Rhenald Kasali Buka-bukaan Modus Jiwasraya Kelabui Publik
- VIVA/Mohammad Yudha Prasetya
VIVA – Guru Besar Universitas Indonesia, Rhenald Kasali buka-bukaan soal cara Jiwasraya mengelabui publik. Dia menjelaskan, kasus Jiwasraya mulai merebak sejak Menteri Badan Usaha Milik Negara atau BUMN, Rini Soemarno mendapat laporan dari direktur yang baru ditunjuk pertengahan tahun 2018, Asmawi Syam.
Dalam laporan itu disebutkan, terdapat cadangan kerugian dalam jumlah besar yang belum dihapusbukukan. Laporan internal itu, tambah dia, dibiarkan lembaga seperti Otoritas Jasa Keuangan (OJK) dan Kantor Akuntan Publik (KAP).
"Selama datanya disimpan erat perusahaan, publik pun tidak tahu," kata Rhenald dikutip dari keterangan tertulisnya, Selasa 31 Desember 2019.
Penghapusbukuan, lanjut dia, memerlukan persetujuan pemegang saham, karena ada unsur kerugian negara. Rumitnya, kerugian itu terjadi melalui pembelian saham di publik yang baru diketahui saat saham akan dijual kembali untuk membayar kewajiban.
"Karena tak dilaporkan, maka banyak yang dikelabui termasuk akuntan publiknya," ujar dia.
Lalu, dia menjelaskan, Menteri BUMN, Rini Soemarno menugaskan Badan Pengawasan Keuangan dan Pembangunan (BPKP) melakukan audit ulang pada Desember 2018. Hasilnya ditemukan fraud pada sisi investasi.
Sejak itulah, beredar nama-nama pelaku dan laporan keuangannya dikoreksi yang berakibat pada nilai kerugian 2019, membengkak menjadi Rp13,6 triliun.
Muncul nama-nama besar mulai dari mantan direktur, 'tukang goreng' saham, dan oknum pejabat yang masuk daftar cekal negara.
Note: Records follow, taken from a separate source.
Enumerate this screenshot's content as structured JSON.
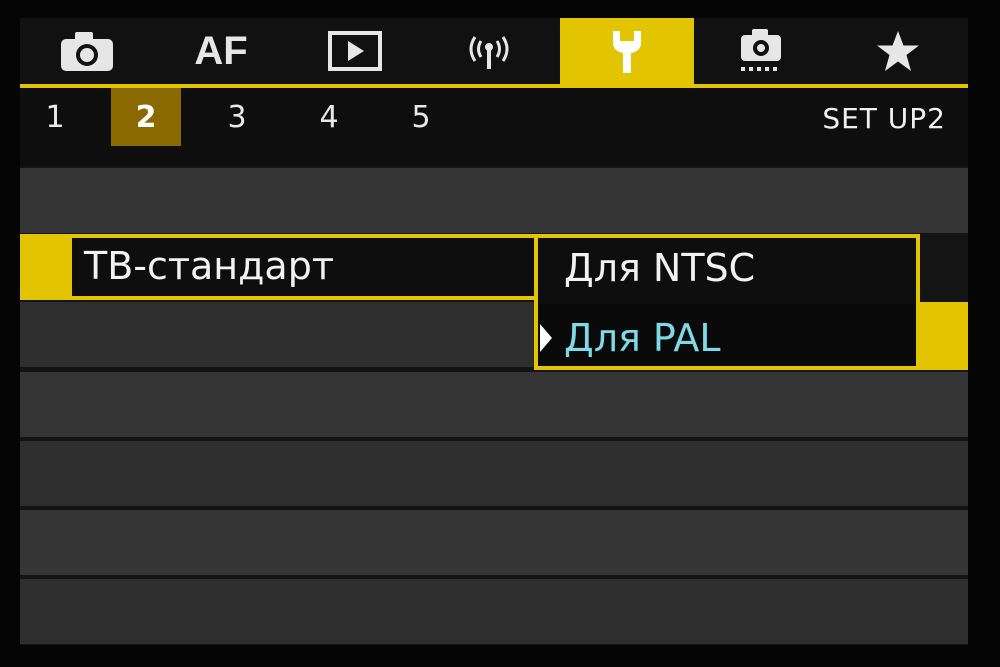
{
  "tabs": [
    {
      "name": "tab-shooting",
      "icon": "camera-icon",
      "label": ""
    },
    {
      "name": "tab-af",
      "icon": "",
      "label": "AF"
    },
    {
      "name": "tab-playback",
      "icon": "play-icon",
      "label": ""
    },
    {
      "name": "tab-wireless",
      "icon": "wireless-icon",
      "label": ""
    },
    {
      "name": "tab-setup",
      "icon": "wrench-icon",
      "label": "",
      "active": true
    },
    {
      "name": "tab-custom-functions",
      "icon": "custom-camera-icon",
      "label": ""
    },
    {
      "name": "tab-my-menu",
      "icon": "star-icon",
      "label": ""
    }
  ],
  "subtabs": [
    "1",
    "2",
    "3",
    "4",
    "5"
  ],
  "active_subtab": "2",
  "page_title": "SET UP2",
  "setting": {
    "label": "ТВ-стандарт",
    "options": [
      "Для NTSC",
      "Для PAL"
    ],
    "selected": "Для PAL"
  },
  "colors": {
    "accent": "#e3c400",
    "selected_option": "#7fd9e6",
    "row": "#353535",
    "background": "#141414"
  }
}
“Jangan alihkan perhatian,dan jangan bantu mereka buang badan. Kejahatan adalah kejahatan, pelakunya harus dicari. Uang masyarakat harus diselamatkan," kata dia.
Jiwasraya, lanjut dia, diaudit oleh kantor akutansi lima besar (top 5) seperti PricewaterhouseCoopers (PWC) dan dinyatakan untung Rp1,6 triliun pada 2016. Lalu pada 2017, direksi mengklaim untung Rp2,7 triliun. Namun, direksi baru mencium 'bau amis' dan meminta KAP mengecek kembali, sehingga laba bersihya dikoreksi menjadi Rp360 miliar.
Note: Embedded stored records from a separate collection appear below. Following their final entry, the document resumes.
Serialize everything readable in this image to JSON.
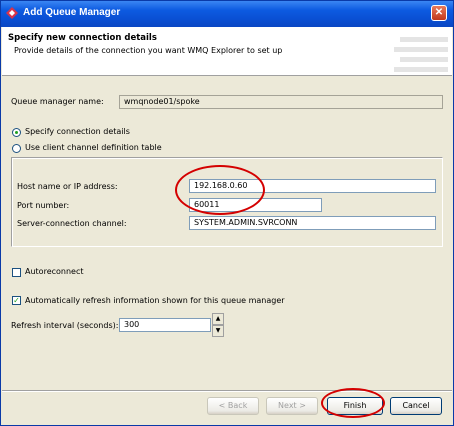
{
  "window": {
    "title": "Add Queue Manager"
  },
  "header": {
    "title": "Specify new connection details",
    "subtitle": "Provide details of the connection you want WMQ Explorer to set up"
  },
  "queue_manager": {
    "label": "Queue manager name:",
    "value": "wmqnode01/spoke"
  },
  "connection_mode": {
    "options": [
      "Specify connection details",
      "Use client channel definition table"
    ],
    "selected": "Specify connection details"
  },
  "connection": {
    "host_label": "Host name or IP address:",
    "host_value": "192.168.0.60",
    "port_label": "Port number:",
    "port_value": "60011",
    "channel_label": "Server-connection channel:",
    "channel_value": "SYSTEM.ADMIN.SVRCONN"
  },
  "autoreconnect": {
    "label": "Autoreconnect",
    "checked": false
  },
  "auto_refresh": {
    "label": "Automatically refresh information shown for this queue manager",
    "checked": true
  },
  "refresh_interval": {
    "label": "Refresh interval (seconds):",
    "value": "300"
  },
  "buttons": {
    "back": "< Back",
    "next": "Next >",
    "finish": "Finish",
    "cancel": "Cancel"
  },
  "annotation_color": "#d40000",
  "icons": [
    "app-icon",
    "close-icon",
    "spin-up-icon",
    "spin-down-icon"
  ]
}
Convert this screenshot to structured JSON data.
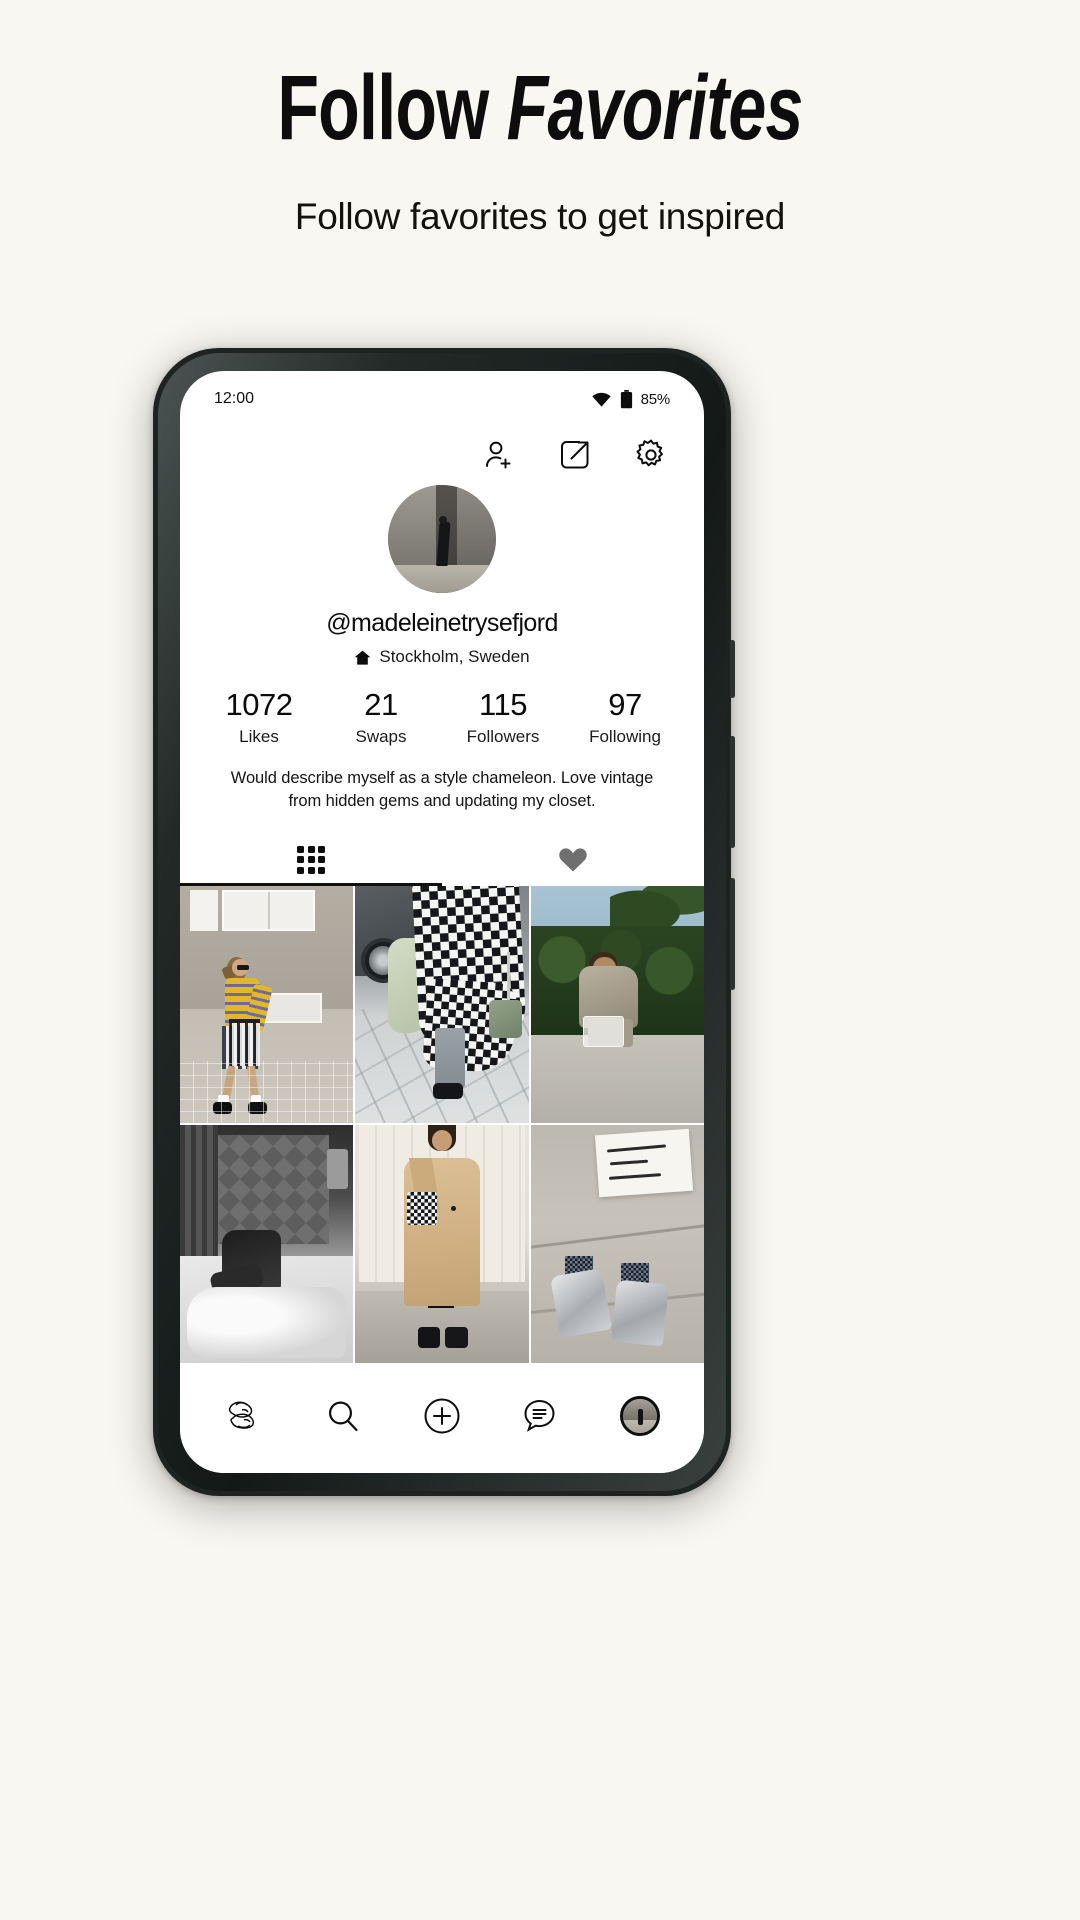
{
  "promo": {
    "title_plain": "Follow ",
    "title_emphasis": "Favorites",
    "subtitle": "Follow favorites to get inspired"
  },
  "phone": {
    "status_bar": {
      "time": "12:00",
      "wifi_icon": "wifi-icon",
      "battery_icon": "battery-icon",
      "battery_percent": "85%"
    },
    "top_actions": [
      {
        "name": "add-friend-icon",
        "label": "Add friend"
      },
      {
        "name": "share-icon",
        "label": "Share profile"
      },
      {
        "name": "settings-gear-icon",
        "label": "Settings"
      }
    ],
    "profile": {
      "avatar_alt": "profile photo",
      "handle": "@madeleinetrysefjord",
      "location_icon": "home-icon",
      "location": "Stockholm, Sweden",
      "bio": "Would describe myself as a style chameleon. Love vintage from hidden gems and updating my closet.",
      "stats": [
        {
          "value": "1072",
          "label": "Likes"
        },
        {
          "value": "21",
          "label": "Swaps"
        },
        {
          "value": "115",
          "label": "Followers"
        },
        {
          "value": "97",
          "label": "Following"
        }
      ]
    },
    "tabs": [
      {
        "name": "tab-grid",
        "icon": "grid-icon",
        "active": true
      },
      {
        "name": "tab-likes",
        "icon": "heart-icon",
        "active": false
      }
    ],
    "photo_grid": [
      {
        "alt": "Yellow and purple striped sweater with checked skirt on a city street"
      },
      {
        "alt": "Black and white checkerboard knit dress with green bag"
      },
      {
        "alt": "Person crouching by a green hedge holding a clear bag"
      },
      {
        "alt": "Black and white bedroom photo lying on bed"
      },
      {
        "alt": "Beige trench coat with black dress and checkered handbag"
      },
      {
        "alt": "Silver metallic boots on pavement next to a handwritten sign"
      }
    ],
    "bottom_nav": [
      {
        "name": "nav-home-logo",
        "icon": "popswap-logo-icon",
        "label": "POP SWAP",
        "active": false
      },
      {
        "name": "nav-search",
        "icon": "search-icon",
        "label": "Search",
        "active": false
      },
      {
        "name": "nav-add",
        "icon": "plus-circle-icon",
        "label": "Add",
        "active": false
      },
      {
        "name": "nav-messages",
        "icon": "chat-bubble-icon",
        "label": "Messages",
        "active": false
      },
      {
        "name": "nav-profile",
        "icon": "avatar-icon",
        "label": "Profile",
        "active": true
      }
    ]
  },
  "colors": {
    "page_background": "#f8f7f2",
    "ink": "#0d0d0d",
    "phone_frame": "#1d2321",
    "screen": "#ffffff"
  }
}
Kemudian, setelah ditangani BPKP dan Kejaksaan Agung, angka kerugiannya tahun ini pun membengkak menjadi Rp13,6 triliun. Untuk itu, Rhendald menegaskan, penghargaan yang diungkit-ungkit terkait adanya tanda tangan dirinya, itu terjadi karena penilaian pada tahun sebelum 2018.
"Penghargaan yang diungkit dan diberikan tahun 2018, mengacu pada data 2016-2017,” tambahnya.
Dia menambahkan, fraud yang terjadi secara rumit pada sisi investasi harus diteropong mendalam. Itu pun bisa diketahui, setelah dampak kerugiannya tampak, dan semakin berlarut.
"Nilai kerugiannya makin besar, karena beban bunga berbunga. Semakin hari semakin dibuat kusut untuk membuat pelakunya lari, dampaknya pun bisa menjadi sistemik,“ tuturnya.